The ACA caps net premiums for the second-lowest cost Silver plan (benchmark plan) at the following percentages of modified adjusted gross income (MAGI), based on the percentage of FPL that the applicant’s household earns (updated for 2016):

  • 100 to 133% of FPL: premium capped at 2.03% of MAGI
  • 133 to 150% of FPL: premium capped at 3.05 to 4.07% of MAGI
  • 150 to 200% of FPL: premium capped at 4.07 to 6.41% of MAGI
  • 200 to 250% of FPL: premium capped at 6.41 to 8.18% of MAGI
  • 250 to 300% of FPL: premium capped at 8.18 to 9.66% of MAGI
  • 300 to 400% of FPL: premium capped at 9.66% of MAGI

With an income at 300 percent of FPL, if the second-lowest cost Silver plan available to you has a premium that does not exceed 9.66 percent of your income, you would not qualify for a subsidy.

The same scenario is quite common with young people. Rates are based on age, so premiums for younger applicants are often low enough – with no subsidy at all – that they do not exceed the percentage of income caps on the higher end of the subsidy eligibility range.

Subsidies fluctuate significantly from one exchange to another and even among regions within a state, since there is wide variation in the price of the second-lowest cost Silver plan from one area to another.

As an example, consider six people, all of whom have a $30,000 per year MAGI, or about 257 percent of FPL. Two live in Denver, Colorado, two live in Pagosa Springs, Colorado, and two live in Madison, Wisconsin. Their estimated subsidies in 2015 (based on data from Connect for Health Colorado and Healthcare.gov) are as follows:

  • Denver 21-year-old: no subsidy
  • Denver 60-year-old: $242/month subsidy
  • Pagosa 21-year-old: $75/month subsidy
  • Pagosa 60-year-old: $558/month subsidy
  • Madison 21-year-old: no subsidy
  • Madison 60-year-old: $590/month subsidy

All six people have the same MAGI, but their subsidies are based on their cost to purchase health insurance as a percentage of their income. Without subsidies, their premiums would vary tremendously based on geography and the higher rates charged for older applicants. But subsidies smooth out the differences and bring their net premiums to the same level (since they all have the same MAGI).

After subsidies, the second-lowest cost Silver plan for each of these individuals would be no more than 8.37 percent of their 2015 income. For the 21-year-olds in Madison and Denver, the unsubsidized premium for the second-lowest cost Silver plan is only about 7.8-8.1 percent of income. So no subsidy is necessary – the plans are already considered affordable for them based on the ACA’s guidelines.

More enrollees will qualify for subsidies in 2016 however. Nationwide, unsubsidized premiums are increasing by an average of about 12 to 14 percent in 2016. Subsidies will increase to keep up with the overall higher rates, and some people who didn’t qualify for subsidies in 2014 and 2015 will find that they do qualify in 2016, since the subsidies are designed to keep net premiums from exceeding a set threshold.

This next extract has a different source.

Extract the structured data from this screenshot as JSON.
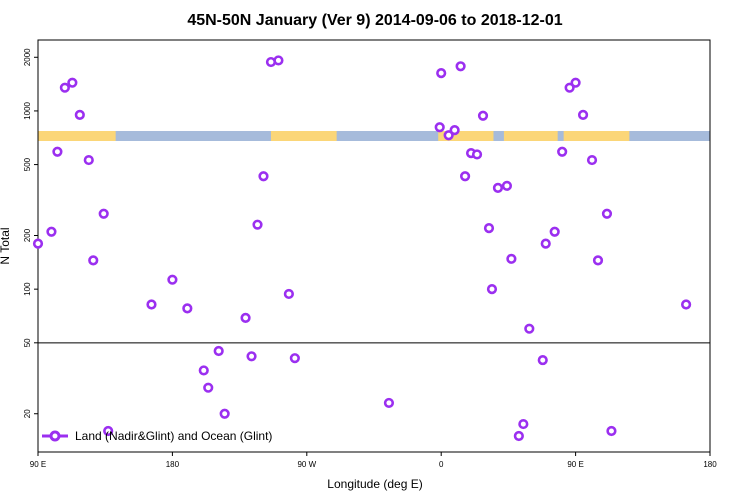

As always, it will be vitally important for existing enrollees to shop around during open enrollment. The national average rate increase is 12 to 14 percent, but the actual rate changes on each plan vary tremendously – decreasing in some areas, and increasing by up to 50 percent in other areas. And since subsidies are linked to the benchmark plan in each area, the subsidy could also be changing, in addition to whatever rate change a particular plan is experiencing. Shop around!